Dabei sind laut Studie vor allem höhere Bildungsschichten von Allergien betroffen. „Als Grund hierfür vermuten wir eine größere Sensibilität. Menschen mit höherem Bildungsabschluss können die Symptome häufiger richtig deuten und gehen früher zum Spezialisten“, verweist TK-Ernährungsexpertin Nicole Battenfeld auf die vermutlich wesentlich höhere Dunkelziffer.
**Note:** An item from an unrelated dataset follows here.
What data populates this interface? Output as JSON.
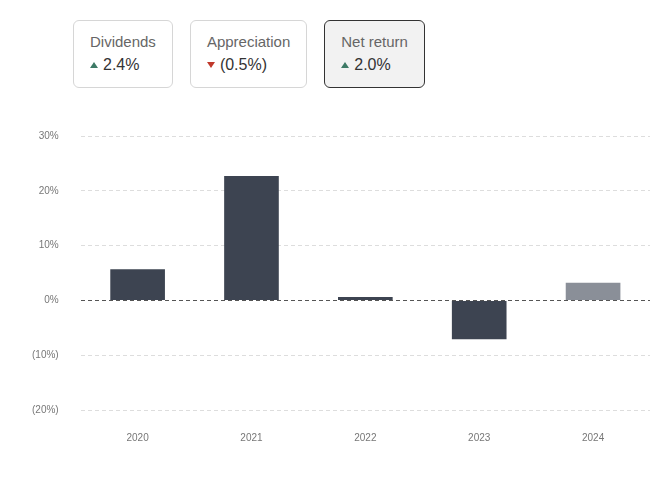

Eine positive Folge der Allergie-Diagnose ist offenbar, dass Betroffene deutlich mehr auf ihre Ernährung achten. Bei jedem zweiten (47 Prozent) Lebensmittelallergiker überwiegen die Phasen gesunder Ernährung. Damit haben sie ihren gesunden Mitmenschen einiges voraus: Nur jeder dritte Nicht-Allergiker (33 Prozent) ernährt sich eigenen Angaben zufolge überwiegend gesund.